On a thematic level, this movie doesn’t really do anything to irritate me the way other Disney fare does.  If Pocahontas and Aristocats grated on my nerves for their respective sexism and infatuation with the upper class, then Robin Hood‘s pretty much free and clear.  Our introduction to Maid Marian and Lady Kluck has them pass the Bechdel Test right out the gate as we see them playing tennis and enjoying each other’s company.  Yeah, Marian’s pretty moony over Robin, but there’s also some depth in the romance here where she’s uncertain about whether he’d return her affections after she’s been away in London for several years (I’ll admit that beyond the romance Marian’s a pretty flat character, so the movie’s not perfect with how it presents its female characters).  Setting character aside, the movie’s whole plot revolves around the core of any Robin Hood story: the overly wealthy nobility is squeezing the peasantry dry with unnecessary taxation.  Granted, the movie doesn’t do a whole lot to distinguish between overtaxation and regular taxes (the fact that King Richard returns at the end of the movie and sets everything right before he presumably sets off for another Crusade is problematic; that’s one unnecessary war after another funded by the people’s taxes, yet no one seems to mind that in comparison to Prince John’s hoarding of wealth just because he can).

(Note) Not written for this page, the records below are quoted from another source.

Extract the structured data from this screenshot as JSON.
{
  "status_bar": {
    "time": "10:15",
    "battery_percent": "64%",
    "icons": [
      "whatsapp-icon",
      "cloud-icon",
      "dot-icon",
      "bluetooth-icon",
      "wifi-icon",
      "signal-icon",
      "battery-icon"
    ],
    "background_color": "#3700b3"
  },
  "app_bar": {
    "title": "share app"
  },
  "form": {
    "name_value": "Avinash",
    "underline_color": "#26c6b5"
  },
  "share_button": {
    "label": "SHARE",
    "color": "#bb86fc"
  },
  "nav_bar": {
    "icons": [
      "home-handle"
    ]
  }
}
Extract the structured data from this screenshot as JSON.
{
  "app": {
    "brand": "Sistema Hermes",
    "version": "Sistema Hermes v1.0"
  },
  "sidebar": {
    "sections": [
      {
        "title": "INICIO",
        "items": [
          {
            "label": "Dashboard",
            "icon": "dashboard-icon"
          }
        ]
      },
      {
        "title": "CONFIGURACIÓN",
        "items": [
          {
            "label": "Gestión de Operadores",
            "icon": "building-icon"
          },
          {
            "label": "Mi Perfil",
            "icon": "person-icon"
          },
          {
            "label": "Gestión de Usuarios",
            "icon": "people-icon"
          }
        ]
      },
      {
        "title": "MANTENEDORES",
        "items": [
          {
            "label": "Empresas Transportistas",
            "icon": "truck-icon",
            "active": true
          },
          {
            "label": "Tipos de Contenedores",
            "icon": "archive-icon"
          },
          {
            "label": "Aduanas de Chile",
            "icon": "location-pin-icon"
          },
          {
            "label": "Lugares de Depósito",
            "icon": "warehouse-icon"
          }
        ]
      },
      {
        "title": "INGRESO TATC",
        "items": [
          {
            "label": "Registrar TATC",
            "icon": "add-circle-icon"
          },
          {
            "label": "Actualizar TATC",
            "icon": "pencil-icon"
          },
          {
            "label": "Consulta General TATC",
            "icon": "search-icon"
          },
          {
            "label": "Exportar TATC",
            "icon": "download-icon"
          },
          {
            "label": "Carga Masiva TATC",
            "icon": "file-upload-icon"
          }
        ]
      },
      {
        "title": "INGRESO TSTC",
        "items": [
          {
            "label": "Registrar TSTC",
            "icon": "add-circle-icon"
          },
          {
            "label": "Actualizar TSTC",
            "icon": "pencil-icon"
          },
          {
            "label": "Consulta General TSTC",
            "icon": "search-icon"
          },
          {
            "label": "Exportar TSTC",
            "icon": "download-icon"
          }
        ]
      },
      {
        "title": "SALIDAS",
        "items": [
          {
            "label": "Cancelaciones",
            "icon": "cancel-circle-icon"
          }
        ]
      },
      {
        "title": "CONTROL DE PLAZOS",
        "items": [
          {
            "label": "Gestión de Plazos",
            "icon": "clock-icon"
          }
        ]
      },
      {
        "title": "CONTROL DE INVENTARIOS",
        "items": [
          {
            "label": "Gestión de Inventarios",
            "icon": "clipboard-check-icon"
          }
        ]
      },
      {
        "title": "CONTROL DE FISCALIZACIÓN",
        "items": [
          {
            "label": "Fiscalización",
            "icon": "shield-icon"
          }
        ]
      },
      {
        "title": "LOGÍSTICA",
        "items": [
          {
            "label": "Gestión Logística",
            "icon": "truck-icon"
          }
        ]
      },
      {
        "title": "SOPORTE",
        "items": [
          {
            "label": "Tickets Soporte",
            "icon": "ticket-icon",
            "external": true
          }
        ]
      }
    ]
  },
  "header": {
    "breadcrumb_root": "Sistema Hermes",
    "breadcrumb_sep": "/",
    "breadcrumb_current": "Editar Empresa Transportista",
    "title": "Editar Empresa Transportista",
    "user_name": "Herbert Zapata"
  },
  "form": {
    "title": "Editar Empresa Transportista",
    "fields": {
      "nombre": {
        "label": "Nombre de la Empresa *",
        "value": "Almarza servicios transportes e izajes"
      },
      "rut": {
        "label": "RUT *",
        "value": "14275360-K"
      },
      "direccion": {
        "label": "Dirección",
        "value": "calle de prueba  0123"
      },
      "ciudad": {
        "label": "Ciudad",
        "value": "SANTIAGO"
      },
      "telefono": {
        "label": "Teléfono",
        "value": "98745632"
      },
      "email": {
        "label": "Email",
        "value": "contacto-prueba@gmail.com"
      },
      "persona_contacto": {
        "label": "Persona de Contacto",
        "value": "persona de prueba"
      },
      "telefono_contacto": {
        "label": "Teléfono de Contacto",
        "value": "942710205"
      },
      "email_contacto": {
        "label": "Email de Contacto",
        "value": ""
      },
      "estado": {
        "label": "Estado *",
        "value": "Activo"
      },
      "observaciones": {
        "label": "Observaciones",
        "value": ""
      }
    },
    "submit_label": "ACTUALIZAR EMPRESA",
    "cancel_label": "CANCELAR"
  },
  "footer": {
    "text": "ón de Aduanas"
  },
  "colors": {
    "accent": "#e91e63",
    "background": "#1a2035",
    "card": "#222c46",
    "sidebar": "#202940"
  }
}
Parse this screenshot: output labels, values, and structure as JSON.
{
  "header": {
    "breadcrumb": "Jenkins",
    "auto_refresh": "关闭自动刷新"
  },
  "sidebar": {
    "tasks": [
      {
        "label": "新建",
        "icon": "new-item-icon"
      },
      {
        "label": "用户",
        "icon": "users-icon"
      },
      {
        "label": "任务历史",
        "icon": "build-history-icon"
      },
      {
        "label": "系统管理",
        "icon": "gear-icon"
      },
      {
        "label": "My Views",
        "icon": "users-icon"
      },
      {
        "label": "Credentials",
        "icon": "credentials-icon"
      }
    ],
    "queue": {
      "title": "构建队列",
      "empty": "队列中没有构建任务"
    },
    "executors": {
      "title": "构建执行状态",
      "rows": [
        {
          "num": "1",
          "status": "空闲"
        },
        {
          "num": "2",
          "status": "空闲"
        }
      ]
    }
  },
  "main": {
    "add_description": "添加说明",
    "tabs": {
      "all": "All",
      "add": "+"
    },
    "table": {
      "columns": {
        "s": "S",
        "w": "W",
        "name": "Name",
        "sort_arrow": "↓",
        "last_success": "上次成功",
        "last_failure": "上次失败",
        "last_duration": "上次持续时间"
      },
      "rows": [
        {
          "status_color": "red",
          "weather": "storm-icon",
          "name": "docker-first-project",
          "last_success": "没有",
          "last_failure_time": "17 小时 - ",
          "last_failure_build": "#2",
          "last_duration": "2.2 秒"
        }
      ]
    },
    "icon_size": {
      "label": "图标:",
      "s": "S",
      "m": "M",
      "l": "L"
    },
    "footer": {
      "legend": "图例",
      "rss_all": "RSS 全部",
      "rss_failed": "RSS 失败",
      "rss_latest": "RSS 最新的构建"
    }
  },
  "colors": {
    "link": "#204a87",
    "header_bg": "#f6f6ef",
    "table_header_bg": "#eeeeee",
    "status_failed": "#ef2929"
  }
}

Despite the problems with its message, Robin Hood still does some interesting things to emphasize its populist themes.  If you pay attention to the voice acting, you’ll notice there’s a pretty clear split between actors with American accents and actors with English ones.  Take a guess which class of people are typically American and which ones are typically English (remember that Robin, though he’s an outlaw, is also titled; if he weren’t then there’s no way it’d be appropriate for him and Marian to wed).  I don’t know for certain that this was a conscious choice on the part of the casting director, but it’s an interesting feature nonetheless.  Besides that, there’s also the device of framing the story as a tale being told by Allan-a-Dale the minstrel.  In medieval tradition, minstrels were folk singers who would travel about and spread news through song.  That same role is in effect here, but the sound isn’t traditional English so much as American western.  It’s not as odd a thematic mash up as gospel and greek mythology, but I think it’s in the same vein of taking a familiar American idea and using that to make something more esoteric relatable to the audience.

There are definitely some missteps in this movie, but overall it’s still a lot of fun to watch.  Unlike all the other pre-’90s Disney films I’ve watched recently, I can still recommend this one as worth your time.